Garry Kasparov et le "comité 2008" contre la démocratie "paravent" de Poutine
MOSCOU, 20 jan (AFP) - Des personnalités libérales, unies derrière l'ancien champion du monde d'échecs Garry Kasparov pour obtenir la tenue d'élections libres en 2008, ont assuré mardi que la présidentielle de mars prochain est une "farce" jouée d'avance et camouflée derrière une démocratie factice sous Vladimir Poutine.
Ils ont créé le "Comité 2008" pour tenter d'organiser dans 4 ans une élection "libre et honnête" et empêcher, disent-ils, le président Poutine de prolonger son règne au-delà de 2008.
Kasparov mène la fronde
"L'élection de 2004 se transforme en farce" et "la démocratie n'est plus qu'un paravent pour couvrir l'arbitraire du pouvoir", a déclaré Garry Kasparov, président du Comité 2008 lors d'une conférence de presse.
Le premier mandat de Vladimir Poutine, élu en mars 2000, a été marqué par l'instauration de la "démocratie dirigée", avec pour résultat la mise au pas des régions, l'élection d'une Douma docile, la fermeture de toutes les télévisions nationales indépendantes et l'incarcération du patron du groupe pétrolier Ioukos Mikhaïl Khodorkovski, trop puissant et jugé déloyal au Kremlin.

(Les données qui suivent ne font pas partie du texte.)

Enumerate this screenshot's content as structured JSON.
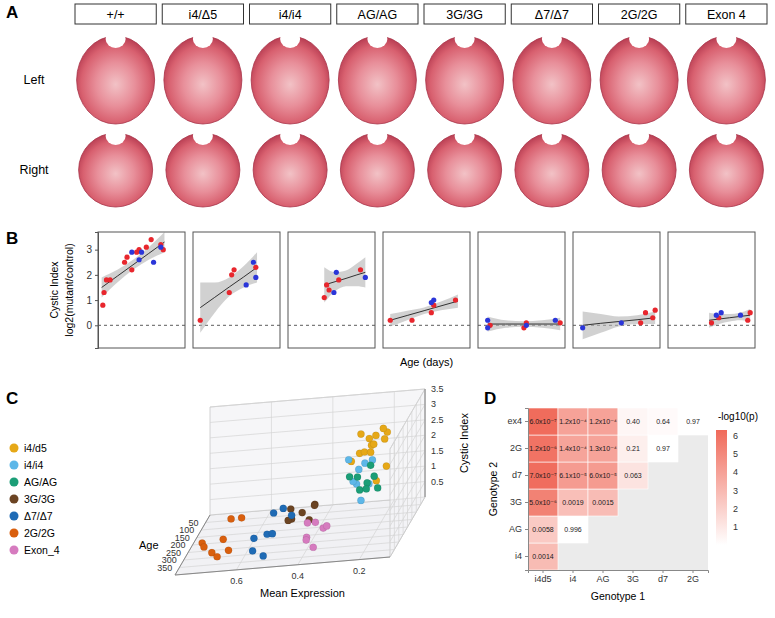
{
  "chart_data": [
    {
      "panel": "A",
      "type": "image_grid",
      "columns": [
        "+/+",
        "i4/Δ5",
        "i4/i4",
        "AG/AG",
        "3G/3G",
        "Δ7/Δ7",
        "2G/2G",
        "Exon 4"
      ],
      "rows": [
        "Left",
        "Right"
      ]
    },
    {
      "panel": "B",
      "type": "scatter",
      "ylabel": [
        "Cystic Index",
        "log2(mutant/control)"
      ],
      "xlabel": "Age (days)",
      "xlim": [
        0,
        360
      ],
      "ylim": [
        -0.9,
        3.7
      ],
      "yticks": [
        0,
        1,
        2,
        3
      ],
      "hline": 0,
      "tick_labels": "y",
      "grid": false,
      "facets": [
        {
          "series": [
            {
              "color": "#e8262d",
              "x": [
                20,
                25,
                35,
                50,
                110,
                120,
                140,
                160,
                170,
                200,
                220,
                260,
                270
              ],
              "values": [
                0.8,
                1.3,
                1.8,
                1.8,
                2.5,
                2.7,
                2.2,
                2.9,
                3.0,
                3.1,
                3.4,
                3.2,
                3.0
              ]
            },
            {
              "color": "#2b36d9",
              "x": [
                140,
                170,
                180,
                230,
                260
              ],
              "values": [
                2.9,
                2.6,
                2.9,
                2.5,
                3.1
              ]
            }
          ],
          "fit": {
            "x": [
              15,
              80,
              145,
              210,
              275
            ],
            "values": [
              1.5,
              1.95,
              2.4,
              2.85,
              3.3
            ],
            "lower": [
              1.1,
              1.7,
              2.2,
              2.6,
              2.9
            ],
            "upper": [
              1.9,
              2.2,
              2.6,
              3.1,
              3.7
            ]
          }
        },
        {
          "series": [
            {
              "color": "#e8262d",
              "x": [
                30,
                150,
                160,
                170,
                260
              ],
              "values": [
                0.2,
                1.3,
                2.0,
                2.2,
                2.3
              ]
            },
            {
              "color": "#2b36d9",
              "x": [
                220,
                250,
                260
              ],
              "values": [
                1.6,
                2.5,
                1.9
              ]
            }
          ],
          "fit": {
            "x": [
              30,
              90,
              150,
              210,
              265
            ],
            "values": [
              0.7,
              1.11,
              1.52,
              1.92,
              2.3
            ],
            "lower": [
              -0.3,
              0.5,
              1.15,
              1.5,
              1.7
            ],
            "upper": [
              1.7,
              1.7,
              1.9,
              2.35,
              2.9
            ]
          }
        },
        {
          "series": [
            {
              "color": "#e8262d",
              "x": [
                150,
                160,
                170,
                210,
                300
              ],
              "values": [
                1.1,
                1.6,
                1.4,
                1.8,
                2.2
              ]
            },
            {
              "color": "#2b36d9",
              "x": [
                190,
                200,
                320
              ],
              "values": [
                1.3,
                2.1,
                1.9
              ]
            }
          ],
          "fit": {
            "x": [
              150,
              195,
              240,
              285,
              320
            ],
            "values": [
              1.6,
              1.73,
              1.86,
              2.0,
              2.1
            ],
            "lower": [
              0.9,
              1.35,
              1.55,
              1.55,
              1.5
            ],
            "upper": [
              2.3,
              2.1,
              2.17,
              2.45,
              2.7
            ]
          }
        },
        {
          "series": [
            {
              "color": "#e8262d",
              "x": [
                30,
                120,
                200,
                210,
                300
              ],
              "values": [
                0.2,
                0.2,
                0.5,
                0.8,
                1.0
              ]
            },
            {
              "color": "#2b36d9",
              "x": [
                200,
                210
              ],
              "values": [
                0.9,
                1.0
              ]
            }
          ],
          "fit": {
            "x": [
              30,
              100,
              170,
              240,
              310
            ],
            "values": [
              0.2,
              0.39,
              0.58,
              0.77,
              0.96
            ],
            "lower": [
              -0.05,
              0.2,
              0.45,
              0.6,
              0.7
            ],
            "upper": [
              0.45,
              0.58,
              0.71,
              0.94,
              1.22
            ]
          }
        },
        {
          "series": [
            {
              "color": "#e8262d",
              "x": [
                50,
                190,
                200,
                340
              ],
              "values": [
                0.0,
                -0.1,
                0.1,
                0.1
              ]
            },
            {
              "color": "#2b36d9",
              "x": [
                40,
                40,
                200,
                320
              ],
              "values": [
                0.2,
                -0.1,
                0.0,
                0.2
              ]
            }
          ],
          "fit": {
            "x": [
              40,
              115,
              190,
              265,
              340
            ],
            "values": [
              0.05,
              0.05,
              0.05,
              0.05,
              0.05
            ],
            "lower": [
              -0.25,
              -0.1,
              -0.06,
              -0.1,
              -0.2
            ],
            "upper": [
              0.35,
              0.2,
              0.16,
              0.2,
              0.3
            ]
          }
        },
        {
          "series": [
            {
              "color": "#e8262d",
              "x": [
                280,
                300,
                330,
                340
              ],
              "values": [
                0.1,
                0.5,
                0.3,
                0.6
              ]
            },
            {
              "color": "#2b36d9",
              "x": [
                40,
                200
              ],
              "values": [
                -0.1,
                0.1
              ]
            }
          ],
          "fit": {
            "x": [
              40,
              115,
              190,
              265,
              340
            ],
            "values": [
              0.0,
              0.08,
              0.15,
              0.22,
              0.3
            ],
            "lower": [
              -0.55,
              -0.3,
              -0.05,
              0.05,
              0.05
            ],
            "upper": [
              0.55,
              0.45,
              0.35,
              0.4,
              0.55
            ]
          }
        },
        {
          "series": [
            {
              "color": "#e8262d",
              "x": [
                180,
                210,
                330,
                340
              ],
              "values": [
                0.1,
                0.3,
                0.2,
                0.5
              ]
            },
            {
              "color": "#2b36d9",
              "x": [
                200,
                220,
                300
              ],
              "values": [
                0.4,
                0.5,
                0.4
              ]
            }
          ],
          "fit": {
            "x": [
              170,
              212,
              255,
              297,
              340
            ],
            "values": [
              0.2,
              0.25,
              0.3,
              0.35,
              0.4
            ],
            "lower": [
              -0.1,
              0.05,
              0.15,
              0.2,
              0.15
            ],
            "upper": [
              0.5,
              0.45,
              0.45,
              0.5,
              0.65
            ]
          }
        }
      ]
    },
    {
      "panel": "C",
      "type": "scatter3d",
      "xlabel": "Age",
      "ylabel": "Mean Expression",
      "zlabel": "Cystic Index",
      "xlim": [
        0,
        400
      ],
      "xticks": [
        50,
        100,
        150,
        200,
        250,
        300,
        350
      ],
      "ylim": [
        0.1,
        0.8
      ],
      "yticks": [
        0.2,
        0.4,
        0.6
      ],
      "zlim": [
        0,
        3.5
      ],
      "zticks": [
        0.5,
        1,
        1.5,
        2,
        2.5,
        3,
        3.5
      ],
      "legend": "left",
      "series": [
        {
          "name": "i4/d5",
          "color": "#e6a817",
          "x": [
            20,
            30,
            45,
            60,
            110,
            130,
            150,
            170,
            190,
            210,
            230,
            250,
            270,
            140
          ],
          "y": [
            0.22,
            0.25,
            0.3,
            0.28,
            0.2,
            0.24,
            0.18,
            0.26,
            0.22,
            0.2,
            0.17,
            0.21,
            0.19,
            0.3
          ],
          "z": [
            1.2,
            0.8,
            1.8,
            1.9,
            2.5,
            2.2,
            2.9,
            3.0,
            2.7,
            3.1,
            3.4,
            3.2,
            3.1,
            2.0
          ]
        },
        {
          "name": "i4/i4",
          "color": "#5db7e8",
          "x": [
            30,
            150,
            160,
            170,
            220,
            250,
            260,
            265
          ],
          "y": [
            0.3,
            0.28,
            0.25,
            0.3,
            0.22,
            0.2,
            0.26,
            0.24
          ],
          "z": [
            0.2,
            1.3,
            2.0,
            2.2,
            1.6,
            2.5,
            1.9,
            2.3
          ]
        },
        {
          "name": "AG/AG",
          "color": "#1b9e77",
          "x": [
            150,
            160,
            170,
            190,
            200,
            210,
            300,
            320
          ],
          "y": [
            0.27,
            0.3,
            0.24,
            0.2,
            0.22,
            0.26,
            0.18,
            0.2
          ],
          "z": [
            1.1,
            1.6,
            1.4,
            1.3,
            2.1,
            1.8,
            2.2,
            1.9
          ]
        },
        {
          "name": "3G/3G",
          "color": "#6b4423",
          "x": [
            30,
            120,
            200,
            200,
            210,
            210,
            300
          ],
          "y": [
            0.45,
            0.5,
            0.42,
            0.48,
            0.44,
            0.4,
            0.46
          ],
          "z": [
            0.2,
            0.2,
            0.5,
            0.9,
            0.8,
            1.0,
            1.0
          ]
        },
        {
          "name": "Δ7/Δ7",
          "color": "#1f6bb5",
          "x": [
            40,
            45,
            50,
            190,
            200,
            200,
            320,
            340
          ],
          "y": [
            0.55,
            0.58,
            0.52,
            0.56,
            0.6,
            0.54,
            0.57,
            0.53
          ],
          "z": [
            0.2,
            0.1,
            0.0,
            0.1,
            0.05,
            0.15,
            0.2,
            0.1
          ]
        },
        {
          "name": "2G/2G",
          "color": "#d95f0e",
          "x": [
            40,
            60,
            200,
            280,
            300,
            330,
            340,
            350
          ],
          "y": [
            0.72,
            0.68,
            0.7,
            0.66,
            0.74,
            0.7,
            0.68,
            0.72
          ],
          "z": [
            0.0,
            0.1,
            0.1,
            0.1,
            0.5,
            0.3,
            0.2,
            0.6
          ]
        },
        {
          "name": "Exon_4",
          "color": "#d67bbf",
          "x": [
            180,
            200,
            210,
            220,
            300,
            330,
            340
          ],
          "y": [
            0.38,
            0.4,
            0.36,
            0.42,
            0.4,
            0.37,
            0.39
          ],
          "z": [
            0.1,
            0.4,
            0.3,
            0.5,
            0.4,
            0.2,
            0.5
          ]
        }
      ]
    },
    {
      "panel": "D",
      "type": "heatmap",
      "xlabel": "Genotype 1",
      "ylabel": "Genotype 2",
      "x_categories": [
        "i4d5",
        "i4",
        "AG",
        "3G",
        "d7",
        "2G"
      ],
      "y_categories": [
        "i4",
        "AG",
        "3G",
        "d7",
        "2G",
        "ex4"
      ],
      "values": [
        [
          0.0014,
          null,
          null,
          null,
          null,
          null
        ],
        [
          0.0058,
          0.996,
          null,
          null,
          null,
          null
        ],
        [
          5e-06,
          0.0019,
          0.0015,
          null,
          null,
          null
        ],
        [
          7e-07,
          6.1e-05,
          6e-05,
          0.063,
          null,
          null
        ],
        [
          1.2e-06,
          0.00014,
          0.00013,
          0.21,
          0.97,
          null
        ],
        [
          6e-07,
          0.00012,
          0.00012,
          0.4,
          0.64,
          0.97
        ]
      ],
      "value_labels": [
        [
          "0.0014",
          null,
          null,
          null,
          null,
          null
        ],
        [
          "0.0058",
          "0.996",
          null,
          null,
          null,
          null
        ],
        [
          "5.0x10⁻⁶",
          "0.0019",
          "0.0015",
          null,
          null,
          null
        ],
        [
          "7.0x10⁻⁷",
          "6.1x10⁻⁵",
          "6.0x10⁻⁵",
          "0.063",
          null,
          null
        ],
        [
          "1.2x10⁻⁶",
          "1.4x10⁻⁴",
          "1.3x10⁻⁴",
          "0.21",
          "0.97",
          null
        ],
        [
          "6.0x10⁻⁷",
          "1.2x10⁻⁴",
          "1.2x10⁻⁴",
          "0.40",
          "0.64",
          "0.97"
        ]
      ],
      "data_labels": true,
      "colorbar": {
        "title": "-log10(p)",
        "range": [
          0,
          6.3
        ],
        "ticks": [
          1,
          2,
          3,
          4,
          5,
          6
        ]
      }
    }
  ]
}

"L'élection de 2004 est une farce"
Avec une cote de popularité de 80% et aucun adversaire sérieux, la réélection de Poutine en mars prochain ne fait aucun doute.
Et le contrôle de la Douma (chambre basse du Parlement), où le parti pro-Kremlin Russie unie détient une majorité des deux-tiers, permet à Vladimir Poutine d'amender s'il le veut la Constitution pour pouvoir briguer un troisième mandat ou faire passer la durée du mandat présidentiel de 4 à 7 ans.
Le président a démenti tout projet de révision de la loi fondamentale mais de nombreux commentateurs craignent qu'il ne "cède" plus tard à des "demandes du peuple".
Selon Garry Kasparov, il n'y a plus rien à faire pour la présidentielle 2004 mais le comité espère faire en sorte que les électeurs entendent "plusieurs voix", dont celles qui critiquent le pouvoir, et qu'il n'y ait plus de sujets "tabou" comme la guerre en Tchétchénie.
"Ce sont les prix du pétrole (élevés et garantissant la stabilité économique du pays), et la censure qui prédéterminent les résultats a pour sa part déclaré le leader du parti libéral SPS Boris Nemtsov, membre du comité.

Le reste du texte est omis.